On 22nd March 2017, a delegation of environmental defenders of the Americas, including representatives from Ecuadorian CSOs, presented a statement to the Inter-American Commission of Human Rights (IACHR) on the vilification and repression they face due to their advocacy on indigenous and land rights. They specifically denounced the serious attacks against women human rights defenders, indigenous defenders, persons of African descent and peasants combating the disruptions caused by extractive industries. The statement called for greater protection of human rights defenders and an end to civil and political rights violations.

In addition, on 6th April 2017 a group of Ecuadorean indigenous and civil society organisations, including CONAIE - the Confederation of Indigenous Nationalities of Ecuador - participated in preparatory sessions for Ecuador's Universal Periodic Review (UPR) in Geneva, Switzerland. Every four years, the UPR process provides an opportunity for each UN member state to discuss any action taken to improve the country's human rights situation and fulfill domestic and international human rights obligations. In turn, civil society organisations submit their own evaluation of the country's progress (or lack thereof) and provide recommendations to shape their government's human rights policies and agenda.

This year, the Ecuadorean indigenous movement submitted a key demand regarding the criminalisation of social protest in the country.  In a public statement, the participating organisations, International Federation for Human Rights (FIDH),  Ecumenic Human Rights Commission (CEDHU), Acción Ecológica and Fundación Regional de Asesoría en Derechos Humanos (INREDH) reminded the Ecuadorean government "that every person has to be protected and not persecuted, harassed or criminalised for defending her rights at the domestic or international levels".

Peaceful Assembly

On 2nd April 2017, the government-backed candidate, Lenin Moreno, won the run-off presidential election by a slim margin. The opposition candidate, Guillermo Lasso, challenged the results, alleging that the elections were marred by fraud, even after the Organization of American States (OAS) observation mission stated that "no discrepancies" had been found between data collected by observers at polling stations and official results.

As results were announced that day, hundreds of Lasso's supporters gathered in front of the Electoral Council headquarters in Quito and Guayaquil chanting, "No to fraud!" and "We don't want to be Venezuela!" The protests, however, did not escalate, as they had after the first round of elections on 19th February 2017, when thousands of outraged Lasso supporters crashed through metal barricades, almost reaching the entrance of the Electoral Council’s offices in Quito, Ecuador’s capital.
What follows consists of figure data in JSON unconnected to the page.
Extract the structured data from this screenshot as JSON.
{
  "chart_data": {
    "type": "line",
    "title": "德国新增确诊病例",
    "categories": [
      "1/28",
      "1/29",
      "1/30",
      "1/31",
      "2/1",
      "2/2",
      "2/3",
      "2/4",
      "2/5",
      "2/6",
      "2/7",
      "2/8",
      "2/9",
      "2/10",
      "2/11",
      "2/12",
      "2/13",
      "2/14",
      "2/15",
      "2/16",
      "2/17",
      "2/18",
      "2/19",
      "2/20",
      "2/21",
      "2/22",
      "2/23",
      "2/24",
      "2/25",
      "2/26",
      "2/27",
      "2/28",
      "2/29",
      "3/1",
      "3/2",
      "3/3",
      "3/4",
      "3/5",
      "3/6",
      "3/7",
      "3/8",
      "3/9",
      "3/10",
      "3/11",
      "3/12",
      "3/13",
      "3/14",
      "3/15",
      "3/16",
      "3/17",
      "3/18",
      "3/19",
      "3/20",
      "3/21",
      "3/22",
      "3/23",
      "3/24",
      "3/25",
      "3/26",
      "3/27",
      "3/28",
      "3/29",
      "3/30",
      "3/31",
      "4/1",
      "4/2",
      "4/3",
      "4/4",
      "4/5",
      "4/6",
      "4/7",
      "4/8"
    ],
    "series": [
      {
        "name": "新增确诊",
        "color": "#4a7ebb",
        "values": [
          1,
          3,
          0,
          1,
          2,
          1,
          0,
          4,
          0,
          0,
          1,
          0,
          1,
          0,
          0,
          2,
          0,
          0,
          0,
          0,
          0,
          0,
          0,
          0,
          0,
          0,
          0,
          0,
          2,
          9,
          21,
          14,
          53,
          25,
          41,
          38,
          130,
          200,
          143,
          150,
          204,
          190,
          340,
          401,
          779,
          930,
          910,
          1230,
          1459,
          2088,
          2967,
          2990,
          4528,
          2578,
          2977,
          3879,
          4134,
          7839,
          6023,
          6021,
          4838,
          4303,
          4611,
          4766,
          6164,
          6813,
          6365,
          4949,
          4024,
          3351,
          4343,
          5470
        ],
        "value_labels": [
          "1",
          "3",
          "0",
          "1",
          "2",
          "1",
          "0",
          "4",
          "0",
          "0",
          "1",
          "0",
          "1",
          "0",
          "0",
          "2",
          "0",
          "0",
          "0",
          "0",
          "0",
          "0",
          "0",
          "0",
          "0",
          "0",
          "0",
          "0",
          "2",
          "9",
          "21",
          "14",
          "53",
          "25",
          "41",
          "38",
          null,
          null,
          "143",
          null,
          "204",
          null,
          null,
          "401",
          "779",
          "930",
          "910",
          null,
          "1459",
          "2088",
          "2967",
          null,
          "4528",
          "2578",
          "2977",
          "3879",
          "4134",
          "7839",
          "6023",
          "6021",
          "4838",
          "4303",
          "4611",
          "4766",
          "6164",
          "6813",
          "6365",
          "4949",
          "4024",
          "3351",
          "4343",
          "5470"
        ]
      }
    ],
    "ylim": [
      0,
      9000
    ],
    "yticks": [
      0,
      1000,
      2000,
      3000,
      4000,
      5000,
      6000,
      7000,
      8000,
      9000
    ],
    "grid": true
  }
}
Similar events took place in Guayaquil, where tear gas was fired to disperse the crowds. During the first round in February, civil society organisations, Fundamedios and Usuarios Digitales, did report irregularities in the voting process and a lack of transparency and timeliness in reporting official information on the election results.


A few days before the first round of presidential elections in February 2017, Teleamazonas journalist, Janet Hinostroza, received a package containing a makeshift explosive device. The TV station offices had to be evacuated. The package also contained a DVD labelled, "Who is behind the corruption?". In 2013, Hinostroza received the Committee for Protection of Journalists (CPJ)'s International Press Freedom Award for her investigative reporting on politics and corruption. In response to the intimidation and threat, CPJ's Senior Program Coordinator for the Americas stated:

"Ecuadorian authorities should thoroughly investigate this serious incident and prosecute all those responsible. [...] In the days leading up to the presidential elections it is critical that journalists are able to report on the problems facing Ecuador without fear".